3 Huge Advantages ETFs Have For Retail Investors

For years now, we’ve heard ETFs are a fantastic deal for passive investors. Most of the attention is given to fees, which are very important. But there are other reasons why ETFs are such an impressive innovation. 


Purchase for free

In an attempt to separate themselves from the pack in a very competitive discount brokerage sector in Canada, many online brokers have made buying a selection of ETFs commission free. Investors only pay when they sell. Others have gone even further, saying all ETFs are free to buy.

This is a huge advantage to regular folks who dollar-cost average. Without free trades, these ETF investors would have much higher total costs.

Specialty products

While specialty ETFs do cost more than more popular funds, they’re still a fraction of the price of a niche mutual fund.

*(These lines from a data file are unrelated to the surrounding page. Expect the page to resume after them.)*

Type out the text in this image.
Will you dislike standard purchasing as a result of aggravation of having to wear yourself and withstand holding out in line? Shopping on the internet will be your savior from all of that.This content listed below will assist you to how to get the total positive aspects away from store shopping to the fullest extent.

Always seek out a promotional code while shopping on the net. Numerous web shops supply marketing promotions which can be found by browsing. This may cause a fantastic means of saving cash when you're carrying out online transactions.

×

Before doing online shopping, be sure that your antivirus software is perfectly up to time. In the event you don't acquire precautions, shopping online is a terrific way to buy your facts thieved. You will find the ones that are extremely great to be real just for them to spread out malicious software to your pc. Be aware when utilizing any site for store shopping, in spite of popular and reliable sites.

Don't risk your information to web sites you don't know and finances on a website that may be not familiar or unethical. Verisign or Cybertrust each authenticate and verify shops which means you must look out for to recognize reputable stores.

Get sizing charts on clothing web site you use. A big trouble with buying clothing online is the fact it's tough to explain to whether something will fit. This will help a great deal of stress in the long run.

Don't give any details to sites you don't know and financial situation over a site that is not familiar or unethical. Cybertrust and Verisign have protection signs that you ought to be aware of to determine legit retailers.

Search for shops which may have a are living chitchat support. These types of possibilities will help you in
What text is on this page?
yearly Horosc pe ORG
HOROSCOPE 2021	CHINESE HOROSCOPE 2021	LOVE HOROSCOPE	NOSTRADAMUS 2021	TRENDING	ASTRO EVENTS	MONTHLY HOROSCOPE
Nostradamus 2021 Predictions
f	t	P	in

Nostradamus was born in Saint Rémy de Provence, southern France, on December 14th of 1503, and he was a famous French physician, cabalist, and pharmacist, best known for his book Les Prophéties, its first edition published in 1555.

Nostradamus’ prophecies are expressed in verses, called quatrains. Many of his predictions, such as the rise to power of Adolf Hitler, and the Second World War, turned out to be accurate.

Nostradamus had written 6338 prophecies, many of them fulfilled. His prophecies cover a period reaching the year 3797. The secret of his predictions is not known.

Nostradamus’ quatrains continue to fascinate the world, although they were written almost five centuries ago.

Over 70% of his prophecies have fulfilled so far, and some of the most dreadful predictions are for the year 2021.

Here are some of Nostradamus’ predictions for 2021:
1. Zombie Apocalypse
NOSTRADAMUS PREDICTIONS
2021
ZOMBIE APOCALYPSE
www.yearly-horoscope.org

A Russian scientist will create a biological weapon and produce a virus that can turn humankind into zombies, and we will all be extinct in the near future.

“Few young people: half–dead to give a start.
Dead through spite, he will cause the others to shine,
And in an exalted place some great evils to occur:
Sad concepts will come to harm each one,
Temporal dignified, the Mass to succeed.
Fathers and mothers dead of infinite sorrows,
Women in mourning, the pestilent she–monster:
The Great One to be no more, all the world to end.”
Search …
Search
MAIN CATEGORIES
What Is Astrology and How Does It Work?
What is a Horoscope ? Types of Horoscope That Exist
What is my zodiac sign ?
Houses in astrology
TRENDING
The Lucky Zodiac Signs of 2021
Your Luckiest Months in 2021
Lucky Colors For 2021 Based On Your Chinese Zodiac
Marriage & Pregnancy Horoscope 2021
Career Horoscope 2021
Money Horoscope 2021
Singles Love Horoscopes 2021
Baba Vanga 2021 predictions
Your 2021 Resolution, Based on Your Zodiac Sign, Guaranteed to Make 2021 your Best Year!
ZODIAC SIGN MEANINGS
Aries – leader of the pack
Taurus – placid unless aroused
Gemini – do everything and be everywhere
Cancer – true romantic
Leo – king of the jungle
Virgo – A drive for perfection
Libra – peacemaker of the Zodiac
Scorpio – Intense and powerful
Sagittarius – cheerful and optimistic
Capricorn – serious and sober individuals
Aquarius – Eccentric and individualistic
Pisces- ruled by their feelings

Say someone was bullish on energy. For a management fee of just 0.62% annually, an investor can get access to ten of Canada’s largest energy companies by buying the iShares S&P TSX Capped Energy ETF (TSX:XEG). Most energy mutual funds have a management fee of more than 2% with a lot of overlap in top holdings. It’s obvious which is the better deal.

Ability to switch

It is much easier for investors to switch from bonds to stocks and vice versa using ETFs.

Many bearish investors will hide in bond ETFs, content to collect a small amount of interest in exchange for liquidity. It takes just moments for someone to sell and re-position their portfolio into a new investment.